I would like to remove some references from a ListField(ReferenceField), solely based on their value.

I store information about images in the following Model:

class ImageUrl(Document):
    src = UrlField()
    counter = IntField()
    deleted = BooleanField()

We store the ids of the images encountered on a page in an EmbeddedDocument called Webpage:

class Webpage(EmbeddedDocument):
    image_list = ListField(ReferenceField(ImageUrl))
    ...

Finally, the Website model is embedded into a RawData model:

class RawData(Document):
    ...
    webpage = EmbeddedDocumentField(Webpage)

I would like to remove references to ImageUrl records from RawData records, based some some of their attributes (eg: counter value exceeding 1), and then set the deleted attribute of these ImageUrl records to True.

I'm doing:

images = ImageUrl.objects((Q(deleted=False) & Q(counter__gt=1)).all()
for image in images:
    # all RadData records containing the image in their image list
    for rdata in RawData.objects(webpage__image_list__in=[image.id]:
        # remove image from the image_list
        RawData.objects(id=rdata.id).update_one(pull__webpage__image_list=image.id)
    # set 'deleted=True' on the ImageUrl record
    ImageUrl.objects(id=image.id).update_one(set__deleted=True)

The pull operation raises the following error: OperationError: Update failed [Cannot apply $pull/$pullAll modifier to non-array].

As i understood it from http://docs.mongodb.org/manual/reference/operator/pull/#_S_pull or How to remove a item from a list(ListField) by id in MongoEngine?, I need to specify the key of the the array from which I want to remove the value.

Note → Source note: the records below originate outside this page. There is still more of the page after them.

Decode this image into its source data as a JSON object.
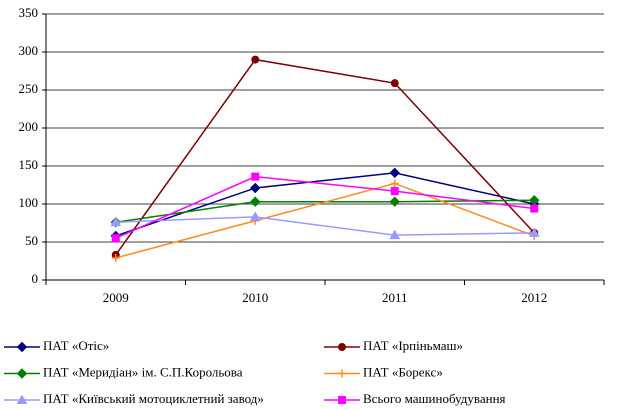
{
  "chart_data": {
    "type": "line",
    "categories": [
      "2009",
      "2010",
      "2011",
      "2012"
    ],
    "series": [
      {
        "name": "ПАТ «Отіс»",
        "color": "#000080",
        "marker": "diamond",
        "values": [
          58,
          121,
          141,
          100
        ]
      },
      {
        "name": "ПАТ «Ірпіньмаш»",
        "color": "#800000",
        "marker": "circle",
        "values": [
          33,
          290,
          259,
          62
        ]
      },
      {
        "name": "ПАТ «Меридіан» ім. С.П.Корольова",
        "color": "#008000",
        "marker": "diamond",
        "values": [
          76,
          103,
          103,
          105
        ]
      },
      {
        "name": "ПАТ «Борекс»",
        "color": "#FF8C1A",
        "marker": "plus",
        "values": [
          29,
          78,
          127,
          58
        ]
      },
      {
        "name": "ПАТ «Київський мотоциклетний завод»",
        "color": "#9999FF",
        "marker": "triangle",
        "values": [
          76,
          83,
          59,
          62
        ]
      },
      {
        "name": "Всього машинобудування",
        "color": "#FF00FF",
        "marker": "square",
        "values": [
          55,
          136,
          117,
          94
        ]
      }
    ],
    "ylim": [
      0,
      350
    ],
    "yticks": [
      0,
      50,
      100,
      150,
      200,
      250,
      300,
      350
    ],
    "grid": true,
    "legend": "bottom"
  }
}
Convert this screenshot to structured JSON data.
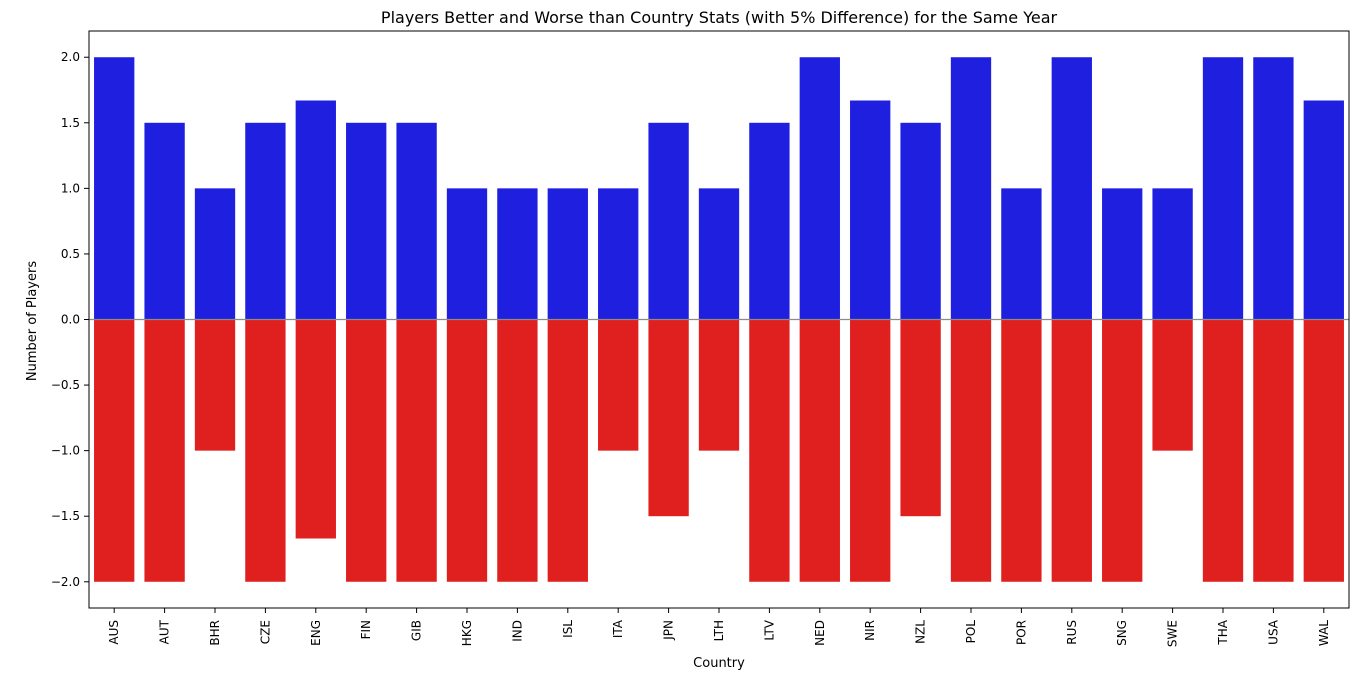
{
  "chart_data": {
    "type": "bar",
    "title": "Players Better and Worse than Country Stats (with 5% Difference) for the Same Year",
    "xlabel": "Country",
    "ylabel": "Number of Players",
    "ylim": [
      -2.2,
      2.2
    ],
    "yticks": [
      2.0,
      1.5,
      1.0,
      0.5,
      0.0,
      -0.5,
      -1.0,
      -1.5,
      -2.0
    ],
    "ytick_labels": [
      "2.0",
      "1.5",
      "1.0",
      "0.5",
      "0.0",
      "−0.5",
      "−1.0",
      "−1.5",
      "−2.0"
    ],
    "grid": false,
    "zero_line": true,
    "categories": [
      "AUS",
      "AUT",
      "BHR",
      "CZE",
      "ENG",
      "FIN",
      "GIB",
      "HKG",
      "IND",
      "ISL",
      "ITA",
      "JPN",
      "LTH",
      "LTV",
      "NED",
      "NIR",
      "NZL",
      "POL",
      "POR",
      "RUS",
      "SNG",
      "SWE",
      "THA",
      "USA",
      "WAL"
    ],
    "series": [
      {
        "color": "#1f1fe0",
        "values": [
          2.0,
          1.5,
          1.0,
          1.5,
          1.67,
          1.5,
          1.5,
          1.0,
          1.0,
          1.0,
          1.0,
          1.5,
          1.0,
          1.5,
          2.0,
          1.67,
          1.5,
          2.0,
          1.0,
          2.0,
          1.0,
          1.0,
          2.0,
          2.0,
          1.67
        ]
      },
      {
        "color": "#e01f1f",
        "values": [
          -2.0,
          -2.0,
          -1.0,
          -2.0,
          -1.67,
          -2.0,
          -2.0,
          -2.0,
          -2.0,
          -2.0,
          -1.0,
          -1.5,
          -1.0,
          -2.0,
          -2.0,
          -2.0,
          -1.5,
          -2.0,
          -2.0,
          -2.0,
          -2.0,
          -1.0,
          -2.0,
          -2.0,
          -2.0
        ]
      }
    ]
  }
}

However, in my case, I'd like to remove a value from a list... How should I do that?

Thank you very much for your time!

回答1:

The way the positional operator works is it allows you to query for a value in a list and then do an action on the first instance of that value, usually an update. $pull will remove all instances from the list and this is what you want.

In mongoengine with references you can just pass the instance object eg:

for rdata in RawData.objects(webpage__image_list=image):
    # remove image from the image_list
    rdata.update_one(pull__webpage__image_list=image)

I cleaned up code, removed the duplicate queries - as you already have rdata no need to refind that document!

OperationError: Update failed [Cannot apply $pull/$pullAll modifier to non-array] This means that you are trying to pull data which requires an array and there is a document where image_list isn't actually an array. This is probably caused because on disk you have a document where image_list is not actually a list. If you put a try except block you can have a look at the document that fails to see if that is the case and if so it will need manually migrating.